To find the probability that exactly one of A, B, or C will pass the exam, we will follow these steps: ### Step 1: Define the probabilities Let: - \( P(A) = \frac{1}{4} \) (Probability that A passes) - \( P(B) = \frac{2}{5} \) (Probability that B passes) - \( P(C) = \frac{2}{3} \) (Probability that C passes) ### Step 2: Calculate the probabilities of failing The probabilities that each person fails the exam are: - \( P(A') = 1 - P(A) = 1 - \frac{1}{4} = \frac{3}{4} \) - \( P(B') = 1 - P(B) = 1 - \frac{2}{5} = \frac{3}{5} \) - \( P(C') = 1 - P(C) = 1 - \frac{2}{3} = \frac{1}{3} \) ### Step 3: Calculate the probability for each scenario where exactly one passes We need to consider three scenarios where exactly one of A, B, or C passes the exam: 1. A passes, B fails, C fails: \( P(A) \cdot P(B') \cdot P(C') \) 2. A fails, B passes, C fails: \( P(A') \cdot P(B) \cdot P(C') \) 3. A fails, B fails, C passes: \( P(A') \cdot P(B') \cdot P(C) \) Calculating each of these: 1. \( P(A) \cdot P(B') \cdot P(C') = \frac{1}{4} \cdot \frac{3}{5} \cdot \frac{1}{3} = \frac{1 \cdot 3 \cdot 1}{4 \cdot 5 \cdot 3} = \frac{3}{60} = \frac{1}{20} \) 2. \( P(A') \cdot P(B) \cdot P(C') = \frac{3}{4} \cdot \frac{2}{5} \cdot \frac{1}{3} = \frac{3 \cdot 2 \cdot 1}{4 \cdot 5 \cdot 3} = \frac{6}{60} = \frac{1}{10} \) 3. \( P(A') \cdot P(B') \cdot P(C) = \frac{3}{4} \cdot \frac{3}{5} \cdot \frac{2}{3} = \frac{3 \cdot 3 \cdot 2}{4 \cdot 5 \cdot 3} = \frac{18}{60} = \frac{3}{10} \) ### Step 4: Sum the probabilities of the three scenarios Now, we sum the probabilities of these three scenarios to find the total probability that exactly one of them passes: \[ P(\text{exactly one passes}) = \frac{1}{20} + \frac{1}{10} + \frac{3}{10} \] To add these fractions, we need a common denominator.

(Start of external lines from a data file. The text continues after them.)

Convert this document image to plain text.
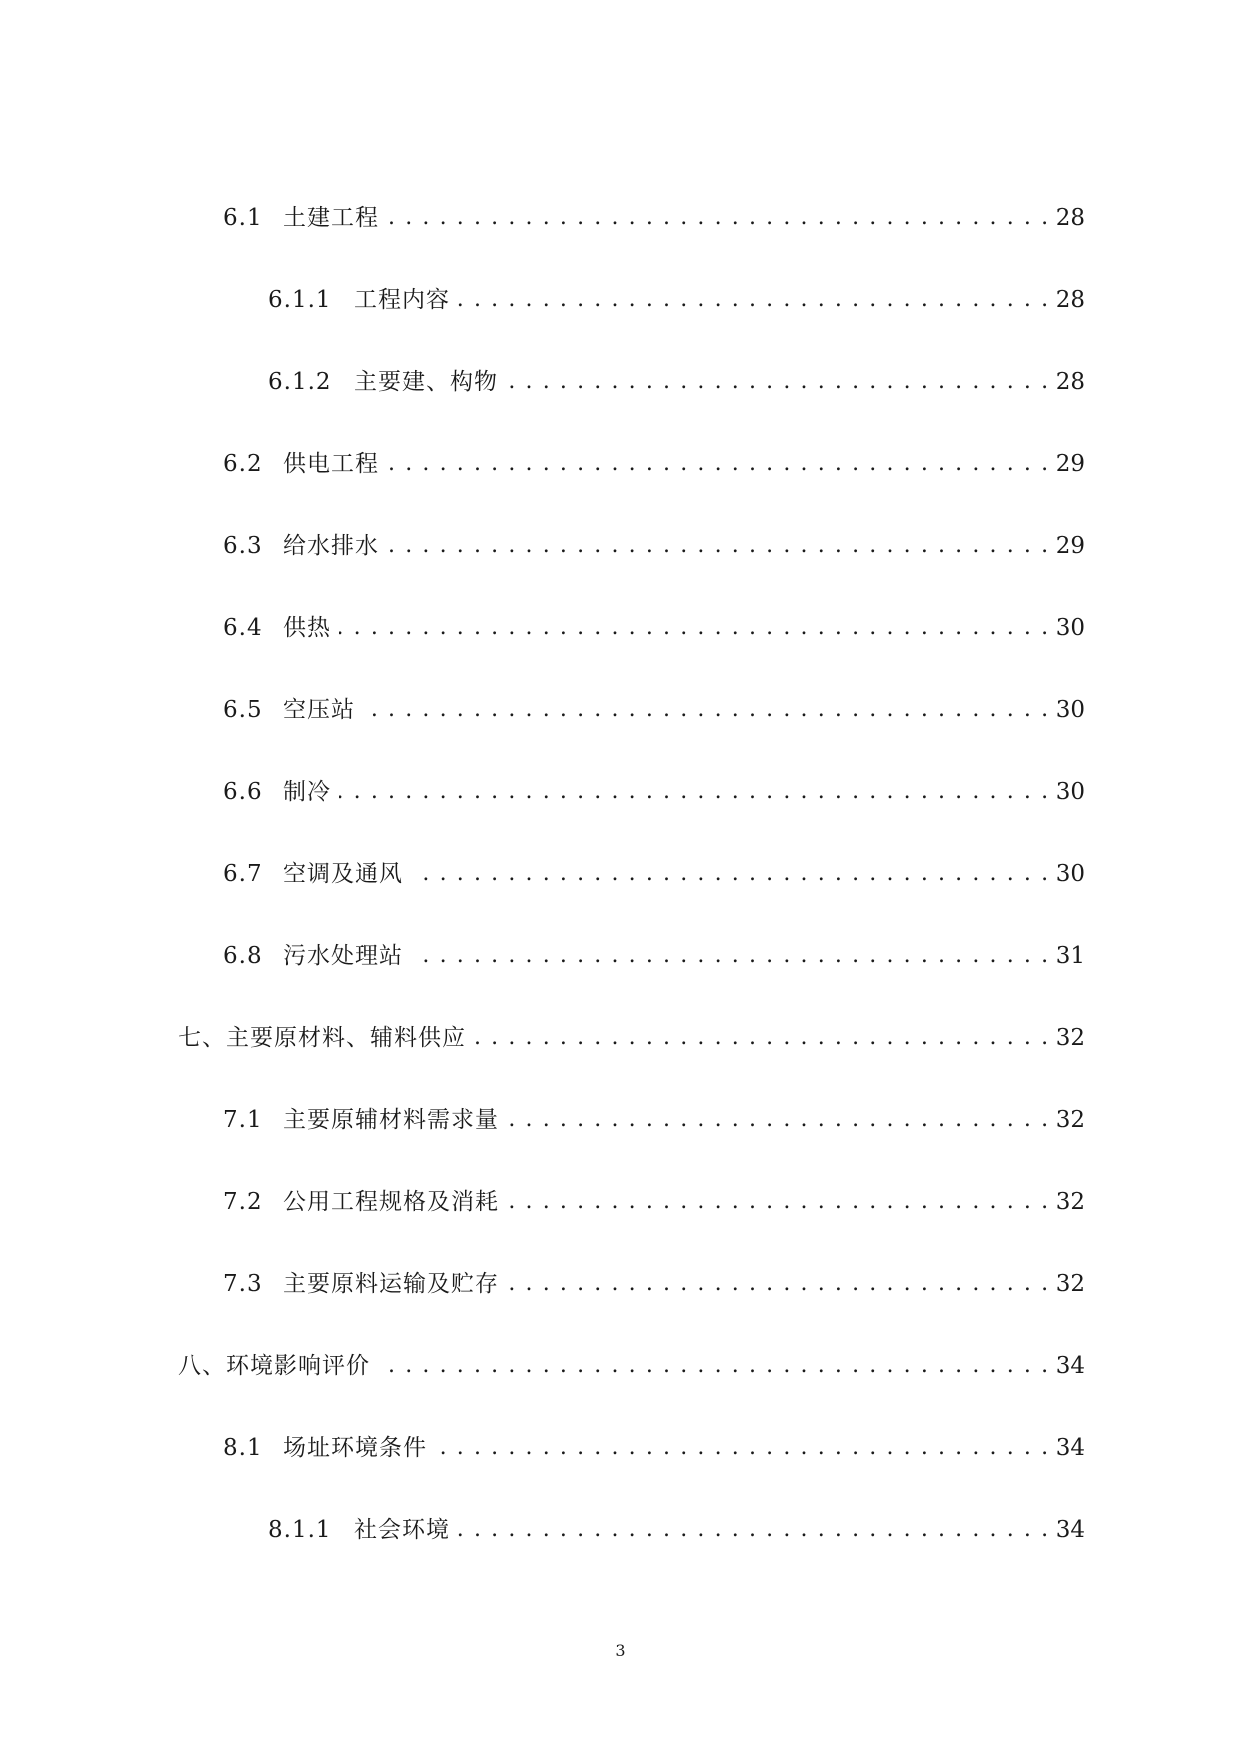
6.1 土建工程 . . .	28
6.1.1 工程内容 . . .	28
6.1.2 主要建、构物 . . .	28
6.2 供电工程 . . .	29
6.3 给水排水 . . .	29
6.4 供热 . . .	30
6.5 空压站 . . .	30
6.6 制冷 . . .	30
6.7 空调及通风 . . .	30
6.8 污水处理站 . . .	31
七、主要原材料、辅料供应 . . .	32
7.1 主要原辅材料需求量 . . .	32
7.2 公用工程规格及消耗 . . .	32
7.3 主要原料运输及贮存 . . .	32
八、环境影响评价 . . .	34
8.1 场址环境条件 . . .	34
8.1.1 社会环境 . . .	34
3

The least common multiple of 20, 10, and 10 is 20. - Convert \( \frac{1}{10} \) to \( \frac{2}{20} \) - Convert \( \frac{3}{10} \) to \( \frac{6}{20} \) Now we can add: \[ P(\text{exactly one passes}) = \frac{1}{20} + \frac{2}{20} + \frac{6}{20} = \frac{1 + 2 + 6}{20} = \frac{9}{20} \] ### Final Answer The probability that exactly one of A, B, or C will pass the exam is \( \frac{9}{20} \). ---